Vous ne verrez pas de médailles ou de prix dans le curriculum vitae de Michel Bornens. Il n’en avait pas besoin. Il savait bien qui il était et ce qu’il valait, et ne cherchait pas être rassuré par la reconnaissance de ses collègues. Il avait confiance en lui-même et mettait à profit le temps qu’il économisait à chercher des récompenses pour explorer les domaines de la biologie qui lui étaient encore inconnus. Il lisait beaucoup et assistait à presque tous les séminaires de l’Institut. Son inspiration n’avait pas de frontière et sa curiosité était sans limite. Il faut dire aussi que c’était une autre époque. Les chercheurs prenaient davantage le temps de lever le nez de leurs propres travaux. Il y avait moins de compétition entre les équipes pour les financements, qui étaient assurés de façon récurrente par les institutions. Michel s’est battu aux côtés des chercheurs qui avaient formé le collectif « Sauvons la recherche » pour préserver cette façon de travailler et pour que les gouvernements investissent dans la recherche. La connaissance était pour lui le meilleur des remparts contre l’obscurantisme et une arme puissante contre les inégalités.
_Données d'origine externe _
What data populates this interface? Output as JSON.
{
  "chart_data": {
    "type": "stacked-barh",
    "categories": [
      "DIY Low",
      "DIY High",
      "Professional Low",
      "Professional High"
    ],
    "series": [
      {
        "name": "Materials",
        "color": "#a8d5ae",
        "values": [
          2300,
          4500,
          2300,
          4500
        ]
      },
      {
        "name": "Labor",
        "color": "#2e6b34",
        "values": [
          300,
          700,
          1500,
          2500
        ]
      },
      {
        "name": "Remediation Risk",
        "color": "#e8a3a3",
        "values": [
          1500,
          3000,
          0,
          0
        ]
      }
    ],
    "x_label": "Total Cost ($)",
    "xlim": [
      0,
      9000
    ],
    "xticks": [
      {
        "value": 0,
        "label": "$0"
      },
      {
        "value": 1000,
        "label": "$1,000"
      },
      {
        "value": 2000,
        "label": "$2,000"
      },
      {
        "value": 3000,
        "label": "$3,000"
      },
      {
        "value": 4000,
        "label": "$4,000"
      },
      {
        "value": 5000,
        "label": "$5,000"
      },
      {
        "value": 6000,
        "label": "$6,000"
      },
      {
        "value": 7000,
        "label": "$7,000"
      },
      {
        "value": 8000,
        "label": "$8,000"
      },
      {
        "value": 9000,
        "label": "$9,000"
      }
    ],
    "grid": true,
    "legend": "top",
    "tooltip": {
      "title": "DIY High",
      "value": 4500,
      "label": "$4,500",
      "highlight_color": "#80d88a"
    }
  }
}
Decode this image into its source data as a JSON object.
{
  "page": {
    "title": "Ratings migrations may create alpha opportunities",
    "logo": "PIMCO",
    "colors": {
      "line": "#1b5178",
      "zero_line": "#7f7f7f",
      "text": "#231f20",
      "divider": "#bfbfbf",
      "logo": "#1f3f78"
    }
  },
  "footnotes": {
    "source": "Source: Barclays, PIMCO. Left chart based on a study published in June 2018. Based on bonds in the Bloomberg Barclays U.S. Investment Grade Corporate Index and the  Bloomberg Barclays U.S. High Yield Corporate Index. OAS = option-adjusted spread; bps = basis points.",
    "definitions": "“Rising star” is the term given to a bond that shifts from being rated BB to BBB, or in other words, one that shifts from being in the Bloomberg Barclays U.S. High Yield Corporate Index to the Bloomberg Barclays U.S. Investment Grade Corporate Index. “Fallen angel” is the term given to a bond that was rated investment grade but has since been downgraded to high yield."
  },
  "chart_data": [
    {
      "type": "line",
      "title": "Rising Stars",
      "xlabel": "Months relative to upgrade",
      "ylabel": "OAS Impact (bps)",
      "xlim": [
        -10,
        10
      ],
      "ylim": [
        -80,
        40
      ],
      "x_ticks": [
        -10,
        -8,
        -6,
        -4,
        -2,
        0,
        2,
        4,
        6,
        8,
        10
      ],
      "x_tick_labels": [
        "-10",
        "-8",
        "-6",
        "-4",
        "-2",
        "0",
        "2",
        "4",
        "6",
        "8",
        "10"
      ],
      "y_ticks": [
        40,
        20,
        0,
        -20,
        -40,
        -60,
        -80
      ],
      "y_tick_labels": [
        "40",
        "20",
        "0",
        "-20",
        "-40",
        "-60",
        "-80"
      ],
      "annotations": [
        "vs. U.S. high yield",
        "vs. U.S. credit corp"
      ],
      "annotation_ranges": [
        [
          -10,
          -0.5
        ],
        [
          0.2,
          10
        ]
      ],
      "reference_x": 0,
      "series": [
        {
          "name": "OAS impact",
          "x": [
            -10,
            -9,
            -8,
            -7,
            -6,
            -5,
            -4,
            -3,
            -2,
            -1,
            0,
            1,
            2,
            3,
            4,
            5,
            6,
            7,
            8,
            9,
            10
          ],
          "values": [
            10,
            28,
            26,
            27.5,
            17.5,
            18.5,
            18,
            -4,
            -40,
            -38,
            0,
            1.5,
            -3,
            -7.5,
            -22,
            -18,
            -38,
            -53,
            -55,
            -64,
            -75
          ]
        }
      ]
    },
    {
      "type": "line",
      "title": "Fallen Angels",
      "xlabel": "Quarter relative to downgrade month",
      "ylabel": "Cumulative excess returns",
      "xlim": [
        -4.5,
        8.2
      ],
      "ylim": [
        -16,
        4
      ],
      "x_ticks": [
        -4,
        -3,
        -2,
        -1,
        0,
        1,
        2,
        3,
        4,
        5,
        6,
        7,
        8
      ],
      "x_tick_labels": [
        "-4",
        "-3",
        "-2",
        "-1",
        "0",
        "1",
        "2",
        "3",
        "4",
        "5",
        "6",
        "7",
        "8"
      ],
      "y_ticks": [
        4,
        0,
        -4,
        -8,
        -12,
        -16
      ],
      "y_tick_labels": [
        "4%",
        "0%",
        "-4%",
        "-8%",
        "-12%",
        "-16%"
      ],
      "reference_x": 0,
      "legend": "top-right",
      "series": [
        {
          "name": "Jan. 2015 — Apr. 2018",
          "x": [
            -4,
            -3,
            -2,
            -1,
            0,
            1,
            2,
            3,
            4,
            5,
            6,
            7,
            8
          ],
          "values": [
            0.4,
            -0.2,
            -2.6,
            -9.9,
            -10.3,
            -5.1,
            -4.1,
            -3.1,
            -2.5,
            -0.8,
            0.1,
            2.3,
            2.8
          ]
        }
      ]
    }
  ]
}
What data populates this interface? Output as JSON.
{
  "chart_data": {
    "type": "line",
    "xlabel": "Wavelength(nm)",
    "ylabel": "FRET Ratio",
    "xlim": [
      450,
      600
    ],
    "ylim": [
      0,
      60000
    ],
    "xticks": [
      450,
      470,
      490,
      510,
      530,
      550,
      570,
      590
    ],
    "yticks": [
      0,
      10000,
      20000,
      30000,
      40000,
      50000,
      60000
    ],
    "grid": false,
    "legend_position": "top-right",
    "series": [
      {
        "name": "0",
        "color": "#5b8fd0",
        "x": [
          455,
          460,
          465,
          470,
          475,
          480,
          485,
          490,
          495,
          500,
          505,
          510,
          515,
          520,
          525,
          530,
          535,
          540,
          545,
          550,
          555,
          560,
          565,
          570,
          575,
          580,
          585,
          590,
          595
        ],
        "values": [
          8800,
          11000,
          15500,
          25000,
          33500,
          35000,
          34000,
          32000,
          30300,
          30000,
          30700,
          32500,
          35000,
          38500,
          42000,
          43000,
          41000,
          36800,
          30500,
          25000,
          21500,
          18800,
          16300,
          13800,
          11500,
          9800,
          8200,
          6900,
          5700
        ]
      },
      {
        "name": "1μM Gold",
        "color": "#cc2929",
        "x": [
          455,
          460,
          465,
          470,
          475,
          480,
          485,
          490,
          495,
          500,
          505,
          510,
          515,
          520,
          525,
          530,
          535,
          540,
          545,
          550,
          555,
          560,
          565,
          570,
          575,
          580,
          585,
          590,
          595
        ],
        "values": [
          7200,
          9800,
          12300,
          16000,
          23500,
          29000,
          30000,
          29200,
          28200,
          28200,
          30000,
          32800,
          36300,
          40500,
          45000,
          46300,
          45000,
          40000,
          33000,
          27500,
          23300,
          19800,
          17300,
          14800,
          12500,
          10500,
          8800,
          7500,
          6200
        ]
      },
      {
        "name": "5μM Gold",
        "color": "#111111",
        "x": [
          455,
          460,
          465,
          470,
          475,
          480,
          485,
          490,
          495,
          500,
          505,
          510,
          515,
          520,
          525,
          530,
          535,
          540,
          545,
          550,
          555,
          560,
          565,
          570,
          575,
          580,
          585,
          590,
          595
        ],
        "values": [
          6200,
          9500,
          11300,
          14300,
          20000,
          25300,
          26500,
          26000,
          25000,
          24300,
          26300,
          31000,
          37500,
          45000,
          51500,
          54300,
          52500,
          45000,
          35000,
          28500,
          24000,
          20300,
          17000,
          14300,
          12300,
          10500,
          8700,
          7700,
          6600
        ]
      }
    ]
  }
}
La personnalité de Michel aura profondément marqué les jeunes chercheurs qui l’ont côtoyé. Il venait souvent partager une anecdote ou une pensée personnelle réconfortante avec ceux qui donnaient leurs premières conférences avec émotion. Il savait trouver les mots justes et stimulants pour accompagner la réflexion des étudiants dans les jurys de thèse. Il félicitait et encourageait ceux qui venaient dans son bureau pour lui présenter leurs résultats préliminaires. Emmené devant un microscope, ou en salle de culture, il s’illuminait et trouvait toujours le bon mot pour nous dire sa satisfaction tout en nous posant, l’air de rien, les questions qui allaient nous guider vers la prochaine étape.
Ainsi Michel a accompagné la biologie et les biologistes avec un enthousiasme extraordinaire. Sa relation si personnelle avec la science a fortement influencé les développements récents de la biologie cellulaire et son empreinte marquera nos travaux pendant encore de nombreuses années.
Nous remercions beaucoup Didier Job pour avoir participé aux discussions au moment d’écrire cet article.
Cet article a été publié ce jour en anglais dans Journal of Cell Science: https://journals.biologists.com/jcs/article-lookup/doi/10.1242/jcs.260412.
Michel Bornens a également été président de la Société de Biologie Cellulaire de France et un hommage oral lui sera aussi rendu lors du meeting Cell La Vie2! le 22 Septembre 2022.